1. Field of the Invention
This invention relates to gas turbines.
More particularly, the invention relates to gas turbines equipped to operate in such a manner as to reduce air pollution.
2. Description of the Prior Art
Ideally, from a combustion or pollution aspect or both, the primary or combustion zone fuel-air ratio should be kept as close as possible to an optimum value, which may be constant over the operating range of a gas turbine. This does not normally happen, since the fixed geometry of the conventional combustor provides a range of primary or combustion zone fuel-air ratios, which can go from over-rich to over-lean.

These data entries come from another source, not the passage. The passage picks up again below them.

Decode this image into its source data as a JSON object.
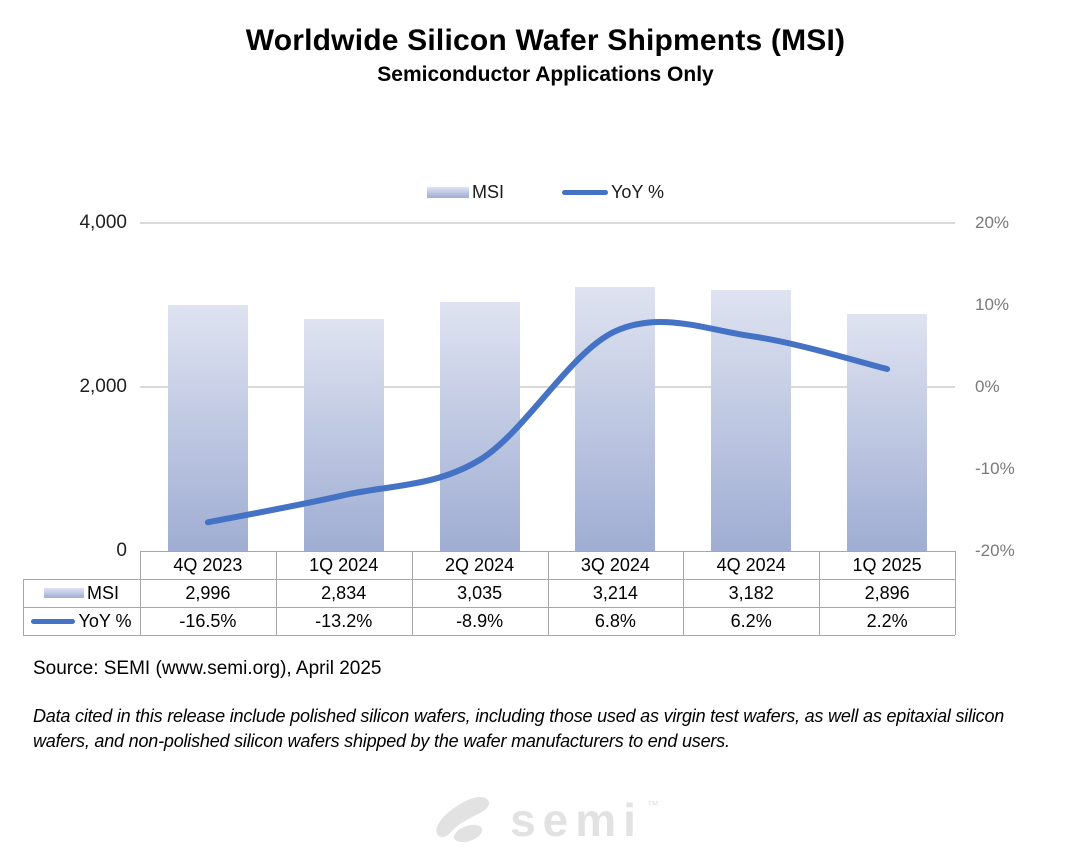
{
  "title": "Worldwide Silicon Wafer Shipments (MSI)",
  "subtitle": "Semiconductor Applications Only",
  "legend": {
    "msi_label": "MSI",
    "yoy_label": "YoY %"
  },
  "chart_data": {
    "type": "bar+line",
    "categories": [
      "4Q 2023",
      "1Q 2024",
      "2Q 2024",
      "3Q 2024",
      "4Q 2024",
      "1Q 2025"
    ],
    "series": [
      {
        "name": "MSI",
        "type": "bar",
        "axis": "left",
        "values": [
          2996,
          2834,
          3035,
          3214,
          3182,
          2896
        ]
      },
      {
        "name": "YoY %",
        "type": "line",
        "axis": "right",
        "values": [
          -16.5,
          -13.2,
          -8.9,
          6.8,
          6.2,
          2.2
        ]
      }
    ],
    "left_axis": {
      "min": 0,
      "max": 4000,
      "tick_labels": [
        "4,000",
        "2,000",
        "0"
      ],
      "tick_values": [
        4000,
        2000,
        0
      ]
    },
    "right_axis": {
      "min": -20,
      "max": 20,
      "tick_labels": [
        "20%",
        "10%",
        "0%",
        "-10%",
        "-20%"
      ],
      "tick_values": [
        20,
        10,
        0,
        -10,
        -20
      ]
    },
    "gridline_values_left": [
      4000,
      2000
    ],
    "legend_position": "top-center",
    "grid": "horizontal-major-only"
  },
  "table": {
    "msi_row_label": "MSI",
    "yoy_row_label": "YoY %",
    "msi_values": [
      "2,996",
      "2,834",
      "3,035",
      "3,214",
      "3,182",
      "2,896"
    ],
    "yoy_values": [
      "-16.5%",
      "-13.2%",
      "-8.9%",
      "6.8%",
      "6.2%",
      "2.2%"
    ]
  },
  "source": "Source: SEMI (www.semi.org), April 2025",
  "note": "Data cited in this release include polished silicon wafers, including those used as virgin test wafers, as well as epitaxial silicon wafers, and non-polished silicon wafers shipped by the wafer manufacturers to end users.",
  "logo": {
    "text": "semi",
    "trademark": "™"
  },
  "colors": {
    "bar_top": "#dfe3f1",
    "bar_bottom": "#9fadd3",
    "line": "#4472c4",
    "grid": "#d9d9d9",
    "right_axis_text": "#7a7a7a",
    "table_border": "#a6a6a6",
    "logo": "#e2e2e2"
  }
}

The constituent emissions from a gas turbine exhaust are formed by diverse processes, dependent on a number of local environmental conditions. The formation of nitric oxides, for example, depend on conditions opposed to those forming carbon monoxide or hydrocarbons. Particulate emissions are dependent on yet another environment. These opposed conditions complicate the designing of a combustor to achieve optimum results.
Attempts to compensate for the extremes of local environment experienced in the cycling of a gas turbine give rise to problems. For example, since nitric oxide formation rate depends essentially on the temperature in the reaction zone and the availability of dissociated or free oxygen, its formation can be related to the residence time of the reactants in the primary or combustion zone, or, to the length of the fluid flow path within the burner, from the fuel nozzle to the dilution zone. An early or accelerated admission of cooling or dilution air can quench the reaction and restrict nitric oxide formation to low levels. This procedure may, however, increase hydrocarbons, smoke and carbon monoxide formation due to incomplete combustion. The residence time of the combustion gases in the primary zone, due to recirculation, may also have a significant effect on nitric oxide emission, due to the high associated temperatures.
In a normal combustor, at full load, carbon monoxide and hydrocarbons are practically non-existent, whereas nitric oxide emission is at its peak. A combustor optimized for full load pollutant emissions would have a leaner than normal primary zone fuel-air ratio, its yield in hydrocarbons and carbon monoxide would be higher, whereas nitric oxides would be considerably reduced. Such a combustor would not be practical for a normal application where the fuel-air ratio is varied over a wide range, especially its stability would be poor and at idle, the hydrocarbons and carbon monoxide emissions would be very high.